The global financial and economic crisis will increase the likelihood of trafficking in human beings,

narcotics and goods, as well as money laundering, US Deputy Chief of Mission in Sofia Alexander Karagiannis said at the opening of a conference on human trafficking and money laundering at the National Investigation Service on Tuesday.

As Karagiannis put it, traffickers use the same routes, means and techniques, which is why resolute action and measures must be taken to end these activities. According to US data, some 800,000 people, of whom 80 per cent are women, become victims of trafficking worldwide annually.
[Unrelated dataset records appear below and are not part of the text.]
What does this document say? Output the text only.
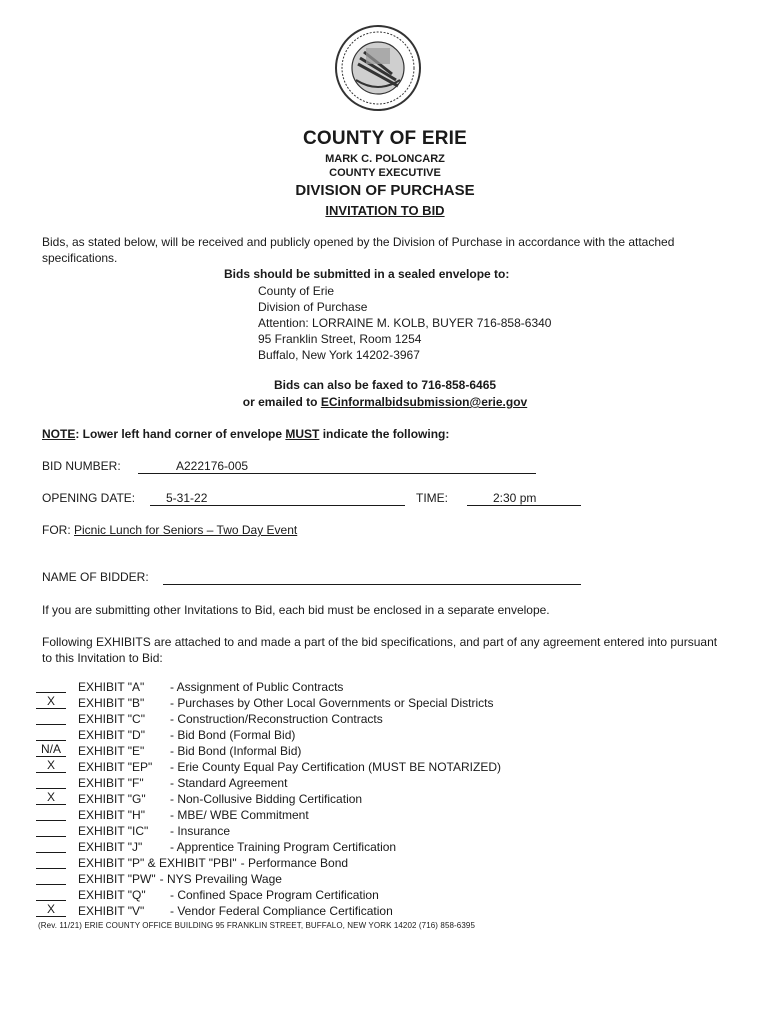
COUNTY OF ERIE
MARK C. POLONCARZ
COUNTY EXECUTIVE
DIVISION OF PURCHASE
INVITATION TO BID
Bids, as stated below, will be received and publicly opened by the Division of Purchase in accordance with the attached specifications.
Bids should be submitted in a sealed envelope to:
County of Erie
Division of Purchase
Attention: LORRAINE M. KOLB, BUYER 716-858-6340
95 Franklin Street, Room 1254
Buffalo, New York 14202-3967
Bids can also be faxed to 716-858-6465
or emailed to ECinformalbidsubmission@erie.gov
NOTE: Lower left hand corner of envelope MUST indicate the following:
BID NUMBER:	A222176-005
OPENING DATE:	5-31-22	TIME:	2:30 pm
FOR: Picnic Lunch for Seniors – Two Day Event
NAME OF BIDDER:
If you are submitting other Invitations to Bid, each bid must be enclosed in a separate envelope.
Following EXHIBITS are attached to and made a part of the bid specifications, and part of any agreement entered into pursuant to this Invitation to Bid:
EXHIBIT "A" - Assignment of Public Contracts
X EXHIBIT "B" - Purchases by Other Local Governments or Special Districts
EXHIBIT "C" - Construction/Reconstruction Contracts
EXHIBIT "D" - Bid Bond (Formal Bid)
N/A EXHIBIT "E" - Bid Bond (Informal Bid)
X EXHIBIT "EP" - Erie County Equal Pay Certification (MUST BE NOTARIZED)
EXHIBIT "F" - Standard Agreement
X EXHIBIT "G" - Non-Collusive Bidding Certification
EXHIBIT "H" - MBE/ WBE Commitment
EXHIBIT "IC" - Insurance
EXHIBIT "J" - Apprentice Training Program Certification
EXHIBIT "P" & EXHIBIT "PBI" - Performance Bond
EXHIBIT "PW" - NYS Prevailing Wage
EXHIBIT "Q" - Confined Space Program Certification
X EXHIBIT "V" - Vendor Federal Compliance Certification
(Rev. 11/21) ERIE COUNTY OFFICE BUILDING 95 FRANKLIN STREET, BUFFALO, NEW YORK 14202 (716) 858-6395
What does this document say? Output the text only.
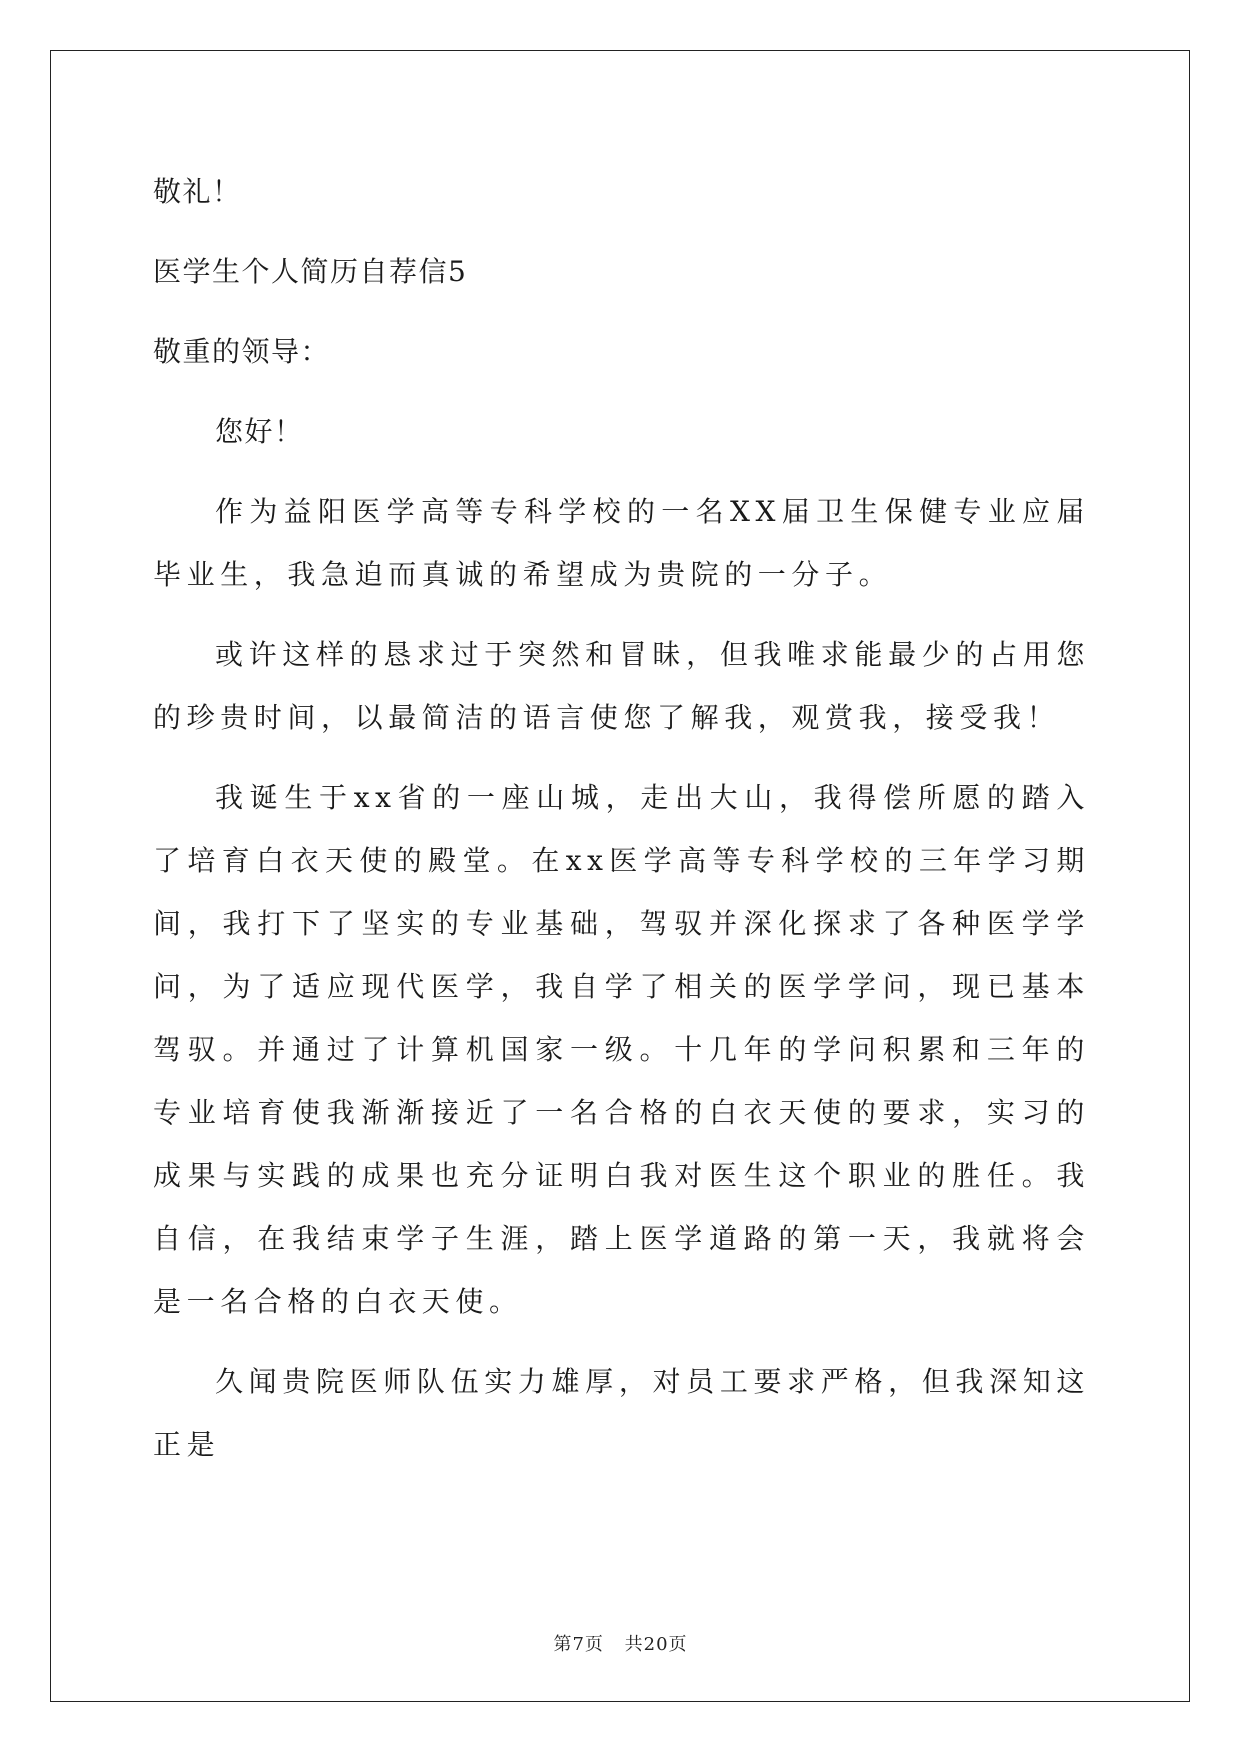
敬礼！
医学生个人简历自荐信5
敬重的领导：
您好！

作为益阳医学高等专科学校的一名XX届卫生保健专业应届毕业生，我急迫而真诚的希望成为贵院的一分子。

或许这样的恳求过于突然和冒昧，但我唯求能最少的占用您的珍贵时间，以最简洁的语言使您了解我，观赏我，接受我！

我诞生于xx省的一座山城，走出大山，我得偿所愿的踏入了培育白衣天使的殿堂。在xx医学高等专科学校的三年学习期间，我打下了坚实的专业基础，驾驭并深化探求了各种医学学问，为了适应现代医学，我自学了相关的医学学问，现已基本驾驭。并通过了计算机国家一级。十几年的学问积累和三年的专业培育使我渐渐接近了一名合格的白衣天使的要求，实习的成果与实践的成果也充分证明白我对医生这个职业的胜任。我自信，在我结束学子生涯，踏上医学道路的第一天，我就将会是一名合格的白衣天使。

久闻贵院医师队伍实力雄厚，对员工要求严格，但我深知这正是

第7页 共20页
Sending traffickers to prison is not enough, whereas depriving them of financial resources puts them out of business, the US diplomat said. He added that Bulgaria has made certain progress in respect of money laundering but described it as insufficient.

Bulgaria has not succeeded in achieving the number of rules, procedures and laws required to meet the most rigorous international standards, Karagiannis said, noting that the US is ready to help Bulgaria combat human trafficking and money laundering.

Linking human trafficking with the laundering of the proceeds from it is an important step, National Investigation Service Director Boiko Naidenov said. The servcies have managed to find instruments to counter the laundering of money from human trafficking.

Deputy Interior Minister Roumen Andreev noted that a connection between human trafficking and money laundering is made in this country for the first time, which is important because the two activities cannot do without one another.

"Agriculture is an economic sector which traffickers use ever more frequently to launder money from human trafficking," said Georgi Petrounov of the Risk Monitor Foundation. "Agriculture is used by traffickers because cash flows there are more difficult to control," Petrounov explained. "Traffickers lease or purchase large agricultural properties at prices higher than the market ones," he specified.

"Traffickers launder money by investing in mass catering establishments, hotels, shops, and import of goods, and in this case declare turnovers far higher than the actual ones," Petrounov said. According to Risk Monitor estimates, between 50 and 80 per cent of the proceeds from human trafficking come back to Bulgaria.

"Ever younger persons tend to be trafficked," said Svetoslav Tanev of the Interior Ministry's Chief Directorate Border Police. For 2008 alone, the Border Police has detected 197 cases of trafficking, of which 167 of adults and 22 of underage persons, Tanev said. The destinations are most often France, Greece, Germany, Belgium, the Netherlands, Spain and Poland.

Of the 107 traffickers detected, 104 are Bulgarians, two are French, and one is Greek. Thirty-four persons have been charged, and 20 have been sentenced by the first-instance courts, Tanev said.

According to the Migration Directorate at the State Agency for National Security, more than 500 cases with over 800 victims of trafficking were recorded in Germany in 2008. Bulgarians are the second most numerous traffickers after Germans.

Dobromir Dochev of the Interior Ministry's Suppression of Organized and Serious Crime Directorate said that Bulgaria ranks third in Europe in the number of persons trafficked for sexual exploitation to other EU Member States.

"Trafficking in babies is a phenomenon unique to Bulgaria," said Antoaneta Vassileva, Chief Secretary of the Bulgarian National Anti-Trafficking Commission with the Council of Ministers. In this form of trafficking, expecting mothers go to another country to give birth and sell the child there.

The problem became a fact in 2006, when most of the babies sold were from the regions of Bourgas and Sliven. The tendency has persisted over the last two years, but pregnant women are now recruited from Pleven and Lovech, Vassileva added.

The prosecuting magistracy has data on seven recorded cases of trafficking in babies in 2008. The commonest destination is Greece, where a boy fetches 18,000 euro and a girl 13,000-14,000 euro. Of this money, the mother gets not more than 2,000-3,000 euro, Vassileva said. She noted that the very weak cooperation with the prime destination country as an obstacle to combating this crime.

Since 2006, the Criminal Assets Identification Commission has approached the court with ten motions for confiscation of proceeds from human trafficking in the form of corporeal immovables worth 3.7 million leva, said Georgi Iliev of the Commission. One judgment granting such a motion, for 67,000 euro, has so far taken final effect, and two other judgments, for 741,000 leva, are before the first- and second-instance courts, Iliev specified.